Uniparental disomy in humans: development of an imprinting map and its implications for prenatal diagnosis

Abstract

Uniparental disomy (UPD) in humans is caused primarily by meiotic nondisjunction events, followed by trisomy or monosomy 'rescue'. The majority of cases appear to be associated with advanced maternal age, and may be initially detected as mosaic trisomies during routine prenatal diagnosis by chorionic villus sampling or amniocentesis. In addition, structural abnormalities including Robertsonian translocations, reciprocal translocations and supernumerary marker chromosomes appear to be associated with an increased risk of UPD. Predicting the phenotypic effects of UPD is complex, as three independent factors are involved: (i) effects of trisomy on the placenta or the fetus; (ii) autosomal recessive disease due to reduction to homozygosity; and (iii) imprinted gene effects for some chromosomes.
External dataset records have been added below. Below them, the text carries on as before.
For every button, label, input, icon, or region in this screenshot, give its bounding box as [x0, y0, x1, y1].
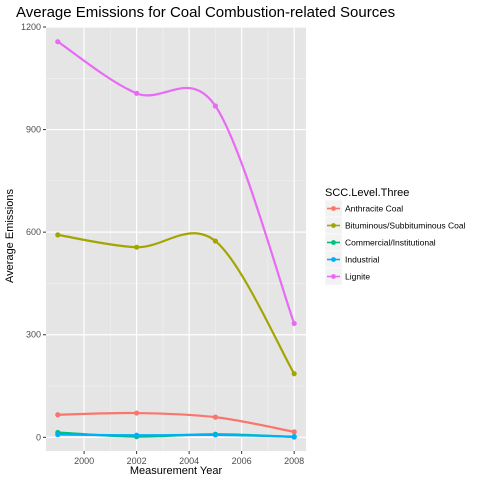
legend-label: Industrial — [345, 255, 380, 265]
legend-item: Lignite — [324, 267, 370, 286]
data-point — [212, 103, 218, 109]
legend-key-point — [331, 257, 336, 262]
data-point — [212, 432, 218, 438]
x-tick-label: 2002 — [127, 456, 147, 466]
chart-title: Average Emissions for Coal Combustion-re… — [16, 4, 395, 21]
legend-item: Commercial/Institutional — [324, 233, 436, 252]
data-point — [55, 412, 61, 418]
legend-label: Commercial/Institutional — [345, 238, 436, 248]
legend-item: Anthracite Coal — [324, 199, 403, 218]
legend-item: Bituminous/Subbituminous Coal — [324, 216, 466, 235]
data-point — [134, 432, 140, 438]
y-tick-label: 1200 — [21, 22, 41, 32]
x-axis-label: Measurement Year — [130, 465, 223, 477]
data-point — [134, 410, 140, 416]
data-point — [291, 429, 297, 435]
legend-title: SCC.Level.Three — [325, 187, 409, 199]
data-point — [134, 90, 140, 96]
axes: 0 300 600 900 1200 2000 2002 2004 2006 2008 — [21, 22, 304, 466]
legend-key-point — [331, 206, 336, 211]
series-line — [57, 433, 295, 438]
x-tick-label: 2004 — [179, 456, 199, 466]
y-axis-label: Average Emissions — [4, 189, 16, 283]
legend: SCC.Level.Three Anthracite Coal Bituminou… — [324, 187, 466, 286]
plot-panel — [46, 27, 306, 451]
series-0 — [55, 410, 297, 435]
legend-label: Bituminous/Subbituminous Coal — [345, 221, 466, 231]
series-3 — [55, 431, 297, 440]
series-layer — [55, 39, 297, 440]
series-line — [57, 411, 295, 433]
data-point — [212, 414, 218, 420]
legend-label: Lignite — [345, 272, 370, 282]
legend-key-point — [331, 223, 336, 228]
data-point — [291, 320, 297, 327]
series-1 — [55, 232, 297, 377]
x-tick-label: 2006 — [232, 456, 252, 466]
y-tick-label: 600 — [26, 227, 41, 237]
data-point — [55, 39, 61, 45]
y-tick-label: 300 — [26, 330, 41, 340]
data-point — [55, 431, 61, 438]
legend-item: Industrial — [324, 250, 380, 269]
series-4 — [55, 39, 297, 327]
data-point — [55, 232, 61, 238]
data-point — [212, 238, 218, 244]
legend-key-point — [331, 274, 336, 279]
x-tick-label: 2008 — [284, 456, 304, 466]
data-point — [134, 244, 140, 250]
x-tick-label: 2000 — [74, 456, 94, 466]
y-tick-label: 900 — [26, 125, 41, 135]
legend-key-point — [331, 240, 336, 245]
legend-label: Anthracite Coal — [345, 204, 403, 214]
data-point — [291, 434, 297, 440]
data-point — [291, 371, 297, 377]
series-line — [57, 40, 296, 324]
series-line — [57, 232, 296, 375]
y-tick-label: 0 — [36, 432, 41, 442]
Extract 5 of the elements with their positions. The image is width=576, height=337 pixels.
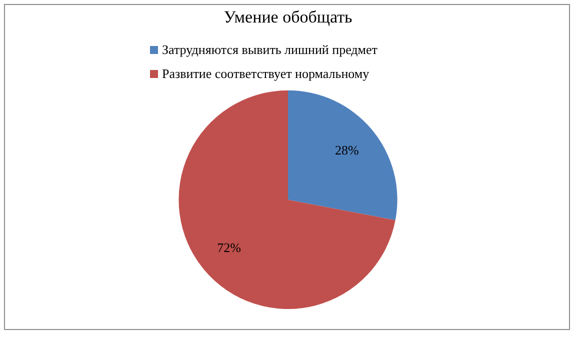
data-label: 28% xyxy=(335,142,360,158)
legend-label: Развитие соответствует нормальному xyxy=(162,66,370,82)
data-label: 72% xyxy=(217,240,242,255)
chart-title: Умение обобщать xyxy=(224,8,352,27)
legend-label: Затрудняются вывить лишний предмет xyxy=(162,42,378,58)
To date, UPD in humans has been reported for 25 of the 47 possible uniparental types. Imprinting effects have been established with certainty for four human chromosomes that have homology to mouse chromosomes which have been shown to have significant phenotypic effects in uniparental animals. A normal phenotype has been reported for 14 other UPD types. Thus, collection of data on UPD cases in humans is providing an imprinting map analogous to the experimentally derived imprinting map in mouse. This human imprinting map has important clinical implications, particularly in the area of prenatal diagnosis.